Well, look here, another one of those days. I walked around yesterday completely mystified as to why everything was closed. Fortunately, the bank took pity on me and posted a sign with an explanation, which also informed me that the day was Monday, the date was the 20th. I guess maybe I’m getting a little caught up and overly busy these days. Ah well, there has at least been significant progress on that front. I’m not any less busy, exactly, and today would indicate the exact opposite. But I have begun a knitting project, which is a defiant gesture that says “no, I have time.”
Knitting is ideal for so many reasons. For one, knitting is productive, it results in accomplishment. Knitting yields art and function simultaneously. There is plenty of time to breathe and yet one need never worry that they are sitting idle when they ought to be doing something. In short, knitting rocks.
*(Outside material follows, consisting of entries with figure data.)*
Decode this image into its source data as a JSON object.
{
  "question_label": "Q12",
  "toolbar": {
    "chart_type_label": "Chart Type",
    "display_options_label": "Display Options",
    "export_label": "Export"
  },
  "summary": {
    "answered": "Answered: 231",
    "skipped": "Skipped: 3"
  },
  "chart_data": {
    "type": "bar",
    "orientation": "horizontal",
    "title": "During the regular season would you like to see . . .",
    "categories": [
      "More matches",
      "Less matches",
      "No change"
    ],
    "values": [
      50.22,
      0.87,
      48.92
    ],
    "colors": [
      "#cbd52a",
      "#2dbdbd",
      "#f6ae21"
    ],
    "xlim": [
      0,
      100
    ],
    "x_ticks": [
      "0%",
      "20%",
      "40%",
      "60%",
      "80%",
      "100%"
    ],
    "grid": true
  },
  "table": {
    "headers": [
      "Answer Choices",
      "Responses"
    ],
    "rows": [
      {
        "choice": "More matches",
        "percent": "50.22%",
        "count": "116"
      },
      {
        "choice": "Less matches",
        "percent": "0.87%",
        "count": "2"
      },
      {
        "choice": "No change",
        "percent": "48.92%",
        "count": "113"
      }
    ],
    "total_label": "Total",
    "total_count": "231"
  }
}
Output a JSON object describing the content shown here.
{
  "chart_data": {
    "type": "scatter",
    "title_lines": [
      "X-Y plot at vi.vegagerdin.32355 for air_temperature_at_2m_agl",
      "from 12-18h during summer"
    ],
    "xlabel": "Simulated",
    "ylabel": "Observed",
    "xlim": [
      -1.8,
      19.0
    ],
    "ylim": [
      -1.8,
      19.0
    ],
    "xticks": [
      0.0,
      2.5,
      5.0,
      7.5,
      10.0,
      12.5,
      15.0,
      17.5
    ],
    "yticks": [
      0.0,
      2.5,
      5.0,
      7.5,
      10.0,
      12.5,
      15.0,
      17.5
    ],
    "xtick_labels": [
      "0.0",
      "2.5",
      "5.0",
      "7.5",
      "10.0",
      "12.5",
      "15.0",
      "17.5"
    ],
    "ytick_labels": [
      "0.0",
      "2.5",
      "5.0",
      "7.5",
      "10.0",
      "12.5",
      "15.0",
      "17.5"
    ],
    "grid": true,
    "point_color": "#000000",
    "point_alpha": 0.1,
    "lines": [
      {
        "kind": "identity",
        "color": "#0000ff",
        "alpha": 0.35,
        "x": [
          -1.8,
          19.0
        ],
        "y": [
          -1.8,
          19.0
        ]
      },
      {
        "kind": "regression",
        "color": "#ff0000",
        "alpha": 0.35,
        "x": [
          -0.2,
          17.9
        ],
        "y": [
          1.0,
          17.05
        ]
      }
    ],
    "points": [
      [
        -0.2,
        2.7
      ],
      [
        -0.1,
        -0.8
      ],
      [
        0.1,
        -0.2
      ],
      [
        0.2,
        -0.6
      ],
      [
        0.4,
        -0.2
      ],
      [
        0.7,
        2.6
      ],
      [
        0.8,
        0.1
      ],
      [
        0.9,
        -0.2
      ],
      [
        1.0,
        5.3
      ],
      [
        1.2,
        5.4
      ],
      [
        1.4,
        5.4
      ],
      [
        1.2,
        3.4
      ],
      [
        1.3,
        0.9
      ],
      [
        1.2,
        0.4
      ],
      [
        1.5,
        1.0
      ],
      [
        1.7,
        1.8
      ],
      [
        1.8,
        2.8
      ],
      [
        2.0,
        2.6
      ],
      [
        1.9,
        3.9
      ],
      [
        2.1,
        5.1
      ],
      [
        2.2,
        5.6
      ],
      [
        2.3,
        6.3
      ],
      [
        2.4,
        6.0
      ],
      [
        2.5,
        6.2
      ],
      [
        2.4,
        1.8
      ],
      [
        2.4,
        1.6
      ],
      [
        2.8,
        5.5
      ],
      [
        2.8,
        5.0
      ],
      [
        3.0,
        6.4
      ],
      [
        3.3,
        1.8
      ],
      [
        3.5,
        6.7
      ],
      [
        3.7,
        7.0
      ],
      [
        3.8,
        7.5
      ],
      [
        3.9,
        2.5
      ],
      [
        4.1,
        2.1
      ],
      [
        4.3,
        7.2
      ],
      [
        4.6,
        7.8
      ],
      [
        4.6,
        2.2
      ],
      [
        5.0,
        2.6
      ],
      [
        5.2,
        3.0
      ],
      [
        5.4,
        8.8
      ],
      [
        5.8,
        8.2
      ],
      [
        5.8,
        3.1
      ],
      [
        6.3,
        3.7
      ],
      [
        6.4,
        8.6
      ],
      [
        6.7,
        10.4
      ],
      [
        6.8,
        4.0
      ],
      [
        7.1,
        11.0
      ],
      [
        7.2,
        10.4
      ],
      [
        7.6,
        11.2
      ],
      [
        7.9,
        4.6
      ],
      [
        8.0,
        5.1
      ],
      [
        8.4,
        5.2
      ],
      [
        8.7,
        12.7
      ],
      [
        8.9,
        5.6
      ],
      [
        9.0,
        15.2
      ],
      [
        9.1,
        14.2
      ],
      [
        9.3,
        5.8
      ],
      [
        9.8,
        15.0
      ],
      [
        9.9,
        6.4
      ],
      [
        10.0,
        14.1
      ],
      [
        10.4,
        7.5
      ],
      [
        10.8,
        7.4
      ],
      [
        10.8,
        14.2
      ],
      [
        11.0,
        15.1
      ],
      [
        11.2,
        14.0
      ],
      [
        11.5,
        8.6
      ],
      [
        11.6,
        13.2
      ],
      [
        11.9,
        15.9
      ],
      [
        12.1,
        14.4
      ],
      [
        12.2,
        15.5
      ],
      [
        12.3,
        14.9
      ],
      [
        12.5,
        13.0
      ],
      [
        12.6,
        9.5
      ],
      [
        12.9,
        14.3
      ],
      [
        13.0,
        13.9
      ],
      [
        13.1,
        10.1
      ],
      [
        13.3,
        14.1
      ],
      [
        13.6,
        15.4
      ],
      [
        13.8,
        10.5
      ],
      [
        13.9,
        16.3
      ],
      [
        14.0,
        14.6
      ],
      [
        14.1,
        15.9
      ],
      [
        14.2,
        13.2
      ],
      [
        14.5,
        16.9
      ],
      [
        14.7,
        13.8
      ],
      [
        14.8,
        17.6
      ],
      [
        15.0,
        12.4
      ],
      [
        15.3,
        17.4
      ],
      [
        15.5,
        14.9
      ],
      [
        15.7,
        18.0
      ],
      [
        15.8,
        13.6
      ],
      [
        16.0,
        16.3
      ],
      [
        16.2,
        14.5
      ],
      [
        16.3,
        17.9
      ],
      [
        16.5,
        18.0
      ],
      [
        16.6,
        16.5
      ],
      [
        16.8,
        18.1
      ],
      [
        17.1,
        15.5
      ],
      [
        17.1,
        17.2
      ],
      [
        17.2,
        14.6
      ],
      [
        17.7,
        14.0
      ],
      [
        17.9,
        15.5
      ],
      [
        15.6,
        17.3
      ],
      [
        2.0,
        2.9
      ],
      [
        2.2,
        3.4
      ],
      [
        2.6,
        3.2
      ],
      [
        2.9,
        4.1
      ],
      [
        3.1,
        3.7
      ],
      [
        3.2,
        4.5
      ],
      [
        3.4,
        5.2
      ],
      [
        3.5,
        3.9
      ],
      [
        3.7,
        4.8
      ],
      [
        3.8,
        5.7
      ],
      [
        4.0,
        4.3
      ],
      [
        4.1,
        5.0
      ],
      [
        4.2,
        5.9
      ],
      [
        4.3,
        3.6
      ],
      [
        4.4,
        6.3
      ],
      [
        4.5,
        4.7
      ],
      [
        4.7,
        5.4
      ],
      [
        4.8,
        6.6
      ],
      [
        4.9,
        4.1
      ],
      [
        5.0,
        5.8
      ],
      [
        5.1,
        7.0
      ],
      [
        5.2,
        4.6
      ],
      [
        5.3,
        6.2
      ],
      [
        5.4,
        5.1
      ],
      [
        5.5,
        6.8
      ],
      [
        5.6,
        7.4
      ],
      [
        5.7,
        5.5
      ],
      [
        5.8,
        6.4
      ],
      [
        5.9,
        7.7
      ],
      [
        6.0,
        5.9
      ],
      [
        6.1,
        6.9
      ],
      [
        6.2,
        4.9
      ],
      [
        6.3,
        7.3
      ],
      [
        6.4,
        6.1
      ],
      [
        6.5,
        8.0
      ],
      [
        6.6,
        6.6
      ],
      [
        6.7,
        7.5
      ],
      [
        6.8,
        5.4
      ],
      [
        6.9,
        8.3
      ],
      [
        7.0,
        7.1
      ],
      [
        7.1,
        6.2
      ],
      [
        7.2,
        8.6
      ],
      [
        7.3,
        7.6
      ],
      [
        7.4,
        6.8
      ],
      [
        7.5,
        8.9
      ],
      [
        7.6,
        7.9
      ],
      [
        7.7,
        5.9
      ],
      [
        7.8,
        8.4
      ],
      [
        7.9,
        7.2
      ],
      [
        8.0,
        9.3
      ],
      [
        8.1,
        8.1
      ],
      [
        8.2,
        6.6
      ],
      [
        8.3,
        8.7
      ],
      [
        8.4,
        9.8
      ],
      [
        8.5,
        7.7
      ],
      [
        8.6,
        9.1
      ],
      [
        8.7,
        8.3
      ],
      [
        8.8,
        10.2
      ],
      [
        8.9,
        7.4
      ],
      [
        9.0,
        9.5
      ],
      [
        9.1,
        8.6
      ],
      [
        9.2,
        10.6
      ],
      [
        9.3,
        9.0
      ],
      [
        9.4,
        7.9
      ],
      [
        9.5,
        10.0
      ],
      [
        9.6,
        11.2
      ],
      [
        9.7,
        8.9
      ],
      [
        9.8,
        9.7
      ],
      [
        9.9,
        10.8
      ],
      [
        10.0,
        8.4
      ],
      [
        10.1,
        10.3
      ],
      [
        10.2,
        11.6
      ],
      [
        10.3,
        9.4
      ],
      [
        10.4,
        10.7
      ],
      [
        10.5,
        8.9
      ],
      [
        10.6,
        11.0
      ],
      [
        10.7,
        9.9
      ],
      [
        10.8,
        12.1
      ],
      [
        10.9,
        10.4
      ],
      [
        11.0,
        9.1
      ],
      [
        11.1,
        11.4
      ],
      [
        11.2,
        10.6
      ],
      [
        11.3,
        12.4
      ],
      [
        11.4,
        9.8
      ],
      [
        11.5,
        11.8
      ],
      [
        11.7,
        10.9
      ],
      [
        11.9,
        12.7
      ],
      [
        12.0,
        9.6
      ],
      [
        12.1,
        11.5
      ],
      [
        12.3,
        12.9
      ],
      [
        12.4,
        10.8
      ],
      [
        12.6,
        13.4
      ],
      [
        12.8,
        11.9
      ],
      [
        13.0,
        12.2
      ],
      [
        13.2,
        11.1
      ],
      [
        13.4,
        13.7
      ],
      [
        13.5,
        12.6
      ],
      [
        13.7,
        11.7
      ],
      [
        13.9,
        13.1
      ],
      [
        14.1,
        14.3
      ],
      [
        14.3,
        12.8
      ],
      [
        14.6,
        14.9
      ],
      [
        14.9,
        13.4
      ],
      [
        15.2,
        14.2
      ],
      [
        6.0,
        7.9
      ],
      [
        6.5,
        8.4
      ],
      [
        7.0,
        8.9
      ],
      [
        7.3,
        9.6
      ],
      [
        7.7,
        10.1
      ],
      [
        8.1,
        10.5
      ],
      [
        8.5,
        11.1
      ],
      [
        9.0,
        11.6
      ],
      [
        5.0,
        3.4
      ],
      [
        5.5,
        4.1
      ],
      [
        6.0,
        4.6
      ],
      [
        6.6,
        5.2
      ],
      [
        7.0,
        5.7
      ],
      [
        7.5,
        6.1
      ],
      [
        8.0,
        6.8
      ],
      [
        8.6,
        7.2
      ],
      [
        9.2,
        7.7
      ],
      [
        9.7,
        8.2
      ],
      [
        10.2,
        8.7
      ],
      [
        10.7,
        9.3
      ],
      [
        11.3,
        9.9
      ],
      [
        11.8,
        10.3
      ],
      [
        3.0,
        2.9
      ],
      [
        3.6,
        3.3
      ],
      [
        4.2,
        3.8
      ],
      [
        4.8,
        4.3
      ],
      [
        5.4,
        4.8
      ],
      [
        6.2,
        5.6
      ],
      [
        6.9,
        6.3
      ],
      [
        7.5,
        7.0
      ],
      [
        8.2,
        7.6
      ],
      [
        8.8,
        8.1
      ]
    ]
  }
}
I’ve got several skeins of the most amazing soft wool, camel and cream colored, that is just begging to be used. So, I’ve decided to leap in with both feet (I’m not so great at doing things any other way) and go ahead and take on something that is big. So, what you see, is the very beginnings of a very sweet sweater that will probably debut next year because nobody here is kidding themselves that I can knit a sweater before the bulbs are blooming.
None of that matters because I have time to knit. Which means there is time for breathing. So, obviously, life is good.
I find, in jumping back into the academic pool, that my standards are, as always, impossibly high. But they serve me so well, these impossible standards, because I have finally learned to recognize them, appreciate them, and keep them in their place. I strive for and expect perfection. As a result, I tend to fall somewhere short of perfection but rather close to it. And since I answer to letters rather than numbers in the end, it works out swimmingly. Years from now, I’ll look at A’s and think “hot damn, I rocked that” whereas now I scrutinize a 94 to see what I did wrong, and consider it a lower grade than I wanted, a lower grade than I should have gotten based on my understanding of the material – or a warning that I wasn’t as on it as I thought. And it doesn’t bother me, these thoughts. Not really. They fade back quickly and I appreciate the push, the urge to charge forward and do better. The real trick? I’ve learned where these expectations are helpful and necessary. They don’t apply to everything. And, I’ve learned to keep them to myself. Except for now, anyway. So, now you know. I jump into the deep end and I expect to swim.